El apoyo de los hispanos a la gestión del presidente de EEUU, Barack Obama, ha caído a mínimos cuando tan solo quedan 14 meses para las elecciones de 2012, unos comicios en los que la minoría de mayor crecimiento del país será decisiva.

El 68 por ciento de los latinos apostaron en 2008 por las promesas de “esperanza” y “cambio” del líder demócrata, pero cuatro años después tan solo el 48% aprueba su labor al frente de la Casa Blanca, según las últimas encuestas.

La promesa incumplida de la reforma migratoria ha erosionado la confianza en Obama de una comunidad que además ha sufrido con crudeza las consecuencias de la crisis económica.

El descontento de los latinos, que este mes celebran su Herencia Hispana, con la Administración demócrata, alarma en el seno de un partido que sabe que tener el favor de este grupo es clave en estados como California, Nuevo México y Texas, donde al menos uno de cada cinco votantes serán latinos en 2012.
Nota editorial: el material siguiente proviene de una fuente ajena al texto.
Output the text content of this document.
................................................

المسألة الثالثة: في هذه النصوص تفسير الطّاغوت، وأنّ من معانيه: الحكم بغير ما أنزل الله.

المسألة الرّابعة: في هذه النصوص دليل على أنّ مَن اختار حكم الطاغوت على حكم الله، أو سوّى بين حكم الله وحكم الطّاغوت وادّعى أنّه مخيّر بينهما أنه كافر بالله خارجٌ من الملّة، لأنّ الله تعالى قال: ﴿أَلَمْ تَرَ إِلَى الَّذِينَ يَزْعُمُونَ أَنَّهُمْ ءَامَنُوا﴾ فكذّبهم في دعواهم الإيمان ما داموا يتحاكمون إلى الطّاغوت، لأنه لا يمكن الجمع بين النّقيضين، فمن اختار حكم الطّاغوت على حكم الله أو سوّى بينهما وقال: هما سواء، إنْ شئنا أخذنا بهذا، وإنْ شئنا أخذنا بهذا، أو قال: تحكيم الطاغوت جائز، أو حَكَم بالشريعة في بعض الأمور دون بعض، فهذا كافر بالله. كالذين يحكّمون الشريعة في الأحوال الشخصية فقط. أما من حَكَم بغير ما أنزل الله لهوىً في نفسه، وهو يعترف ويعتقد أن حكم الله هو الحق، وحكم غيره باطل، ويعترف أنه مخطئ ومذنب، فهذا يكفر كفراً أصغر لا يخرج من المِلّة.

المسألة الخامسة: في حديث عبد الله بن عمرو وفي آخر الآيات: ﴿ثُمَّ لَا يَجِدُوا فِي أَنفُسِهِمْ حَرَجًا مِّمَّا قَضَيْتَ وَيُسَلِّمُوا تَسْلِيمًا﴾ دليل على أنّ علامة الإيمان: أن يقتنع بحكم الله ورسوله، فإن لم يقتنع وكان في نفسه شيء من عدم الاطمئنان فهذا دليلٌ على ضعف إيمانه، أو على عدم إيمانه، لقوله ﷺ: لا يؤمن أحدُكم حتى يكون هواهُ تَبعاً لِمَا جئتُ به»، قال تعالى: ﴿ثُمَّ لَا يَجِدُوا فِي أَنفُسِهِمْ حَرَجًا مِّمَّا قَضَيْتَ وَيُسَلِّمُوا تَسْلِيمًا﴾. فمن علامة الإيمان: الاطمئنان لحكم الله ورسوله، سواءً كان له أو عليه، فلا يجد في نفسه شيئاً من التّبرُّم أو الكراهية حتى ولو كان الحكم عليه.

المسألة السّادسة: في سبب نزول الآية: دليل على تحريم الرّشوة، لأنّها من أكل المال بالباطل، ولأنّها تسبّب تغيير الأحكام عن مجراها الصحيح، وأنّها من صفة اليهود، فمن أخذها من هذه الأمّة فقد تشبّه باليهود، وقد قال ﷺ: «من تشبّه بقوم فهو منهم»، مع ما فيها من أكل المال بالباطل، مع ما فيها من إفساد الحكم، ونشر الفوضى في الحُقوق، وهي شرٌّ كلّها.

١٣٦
El Censo de 2010 certificó la importancia e influencia que tendrán los votantes latinos en los próximos comicios, al revelar que este grupo ya supera los 50 millones de personas, lo que representa el 16% de los más de 308 millones de habitantes del país.

De este modo, en 2012 los expertos vaticinan un récord en la participación de los votantes latinos, tanto por su crecimiento poblacional como por las campañas que llevan a cabo los grupos proinmigrantes para concienciarles de la importancia de registrarse para acudir a las urnas. Así lo explicó a Efe Evan Bacalao, el director de Compromiso Social de Fondo de la Asociación Nacional de Funcionarios Latinos Elegidos (NALEO, en inglés).

Con el poder latino en ascenso y unas encuestas que muestran a este grupo cada vez más alejado de los demócratas, el interrogante que se abre es qué porcentaje de los votos que no irán para Obama acabarán del lado de los republicanos, muchos de los cuales tienen un discurso marcadamente anti inmigrante.

Los hispanos, que en el año 2050 representarán el 29% de la población de EEUU, han sufrido con crudeza las consecuencias de una crisis que golpeó de manera importante dos de los sectores que emplean más latinos: la construcción y la industria manufacturera.

Así, la decepción que la comunidad hispana experimenta frente a la política demócrata, a la que confió sus “sueños” y “esperanza” en 2008, no radica solo en las promesas migratorias que quedaron en el tintero sino también en una incertidumbre económica que se ha dejado sentir con más fuerza en las minorías del país.